Everyone else is an "invader", a "termite", an "illegal immigrant" – an outsider. The culture of fear that has been created has left Muslims anxious, uncertain, and pondering their future in their own homeland.

It is this context that made the Supreme Court's decision on Babri Masjid all the more important. India's highest judicial body had the opportunity to hand out punishment for the illegal razing of a place of worship, to deliver justice to those thousands who were killed in the ensuing riots. Instead, they seem to have been coerced by majoritarian views to overlook the legal claims of the Muslims who worshipped there for centuries.

This is indeed another watershed moment – violence against Muslims and their way of life might just have become normalised. 

And yet, there is a glimmer of hope.

In recent elections in the states of Maharashtra and Haryana, the country was surprised when the BJP did not sweep to victory, faring much worse than most people had expected.

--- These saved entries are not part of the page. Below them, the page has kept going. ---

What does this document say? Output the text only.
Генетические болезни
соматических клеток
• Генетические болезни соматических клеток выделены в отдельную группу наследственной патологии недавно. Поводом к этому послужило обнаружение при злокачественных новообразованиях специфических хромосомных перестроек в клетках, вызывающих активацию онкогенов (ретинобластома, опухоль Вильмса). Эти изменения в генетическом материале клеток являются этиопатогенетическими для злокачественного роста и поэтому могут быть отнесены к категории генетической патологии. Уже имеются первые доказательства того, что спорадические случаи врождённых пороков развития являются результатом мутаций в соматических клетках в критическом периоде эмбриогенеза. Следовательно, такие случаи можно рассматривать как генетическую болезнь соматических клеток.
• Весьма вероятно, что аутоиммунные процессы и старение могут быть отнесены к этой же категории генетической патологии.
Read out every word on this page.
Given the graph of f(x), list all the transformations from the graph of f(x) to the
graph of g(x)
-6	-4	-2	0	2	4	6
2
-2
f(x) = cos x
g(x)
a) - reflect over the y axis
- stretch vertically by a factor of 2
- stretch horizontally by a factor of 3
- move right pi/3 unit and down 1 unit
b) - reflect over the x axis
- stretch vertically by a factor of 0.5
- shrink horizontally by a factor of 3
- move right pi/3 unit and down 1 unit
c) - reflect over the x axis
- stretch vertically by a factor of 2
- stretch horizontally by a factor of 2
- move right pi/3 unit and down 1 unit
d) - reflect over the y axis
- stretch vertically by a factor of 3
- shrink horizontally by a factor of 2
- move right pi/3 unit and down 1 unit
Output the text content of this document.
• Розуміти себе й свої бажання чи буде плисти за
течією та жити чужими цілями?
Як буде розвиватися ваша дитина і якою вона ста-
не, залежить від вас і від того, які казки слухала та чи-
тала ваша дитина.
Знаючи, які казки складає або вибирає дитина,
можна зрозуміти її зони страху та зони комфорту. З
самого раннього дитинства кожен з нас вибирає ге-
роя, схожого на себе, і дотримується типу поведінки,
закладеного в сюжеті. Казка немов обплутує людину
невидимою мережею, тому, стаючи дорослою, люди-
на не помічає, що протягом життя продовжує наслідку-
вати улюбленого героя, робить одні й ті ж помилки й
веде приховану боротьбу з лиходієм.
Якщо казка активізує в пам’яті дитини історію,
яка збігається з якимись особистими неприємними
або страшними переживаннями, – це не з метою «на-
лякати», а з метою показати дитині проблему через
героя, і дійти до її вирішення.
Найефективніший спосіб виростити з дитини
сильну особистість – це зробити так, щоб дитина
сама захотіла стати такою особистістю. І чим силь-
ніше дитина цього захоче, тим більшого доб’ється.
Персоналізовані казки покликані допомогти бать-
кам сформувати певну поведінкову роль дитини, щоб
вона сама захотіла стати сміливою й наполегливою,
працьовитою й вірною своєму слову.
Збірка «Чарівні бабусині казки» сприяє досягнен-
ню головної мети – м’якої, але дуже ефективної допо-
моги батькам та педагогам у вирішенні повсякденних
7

Secular parties and the BJP's rivals such as the Indian National Congress fared much better, giving Modi’s party the first real cause for concern.

It appears that secular India will not go down without a fight, although it will be a long and bloody one when challenging an entity as powerful as the BJP and their pernicious ideology.

Perhaps Indians are slowly recognising Modi and his allies' blatant attempt to change the makeup of the country. But they need to wake up before it is too late.


The author's name has not been used to protect their identity.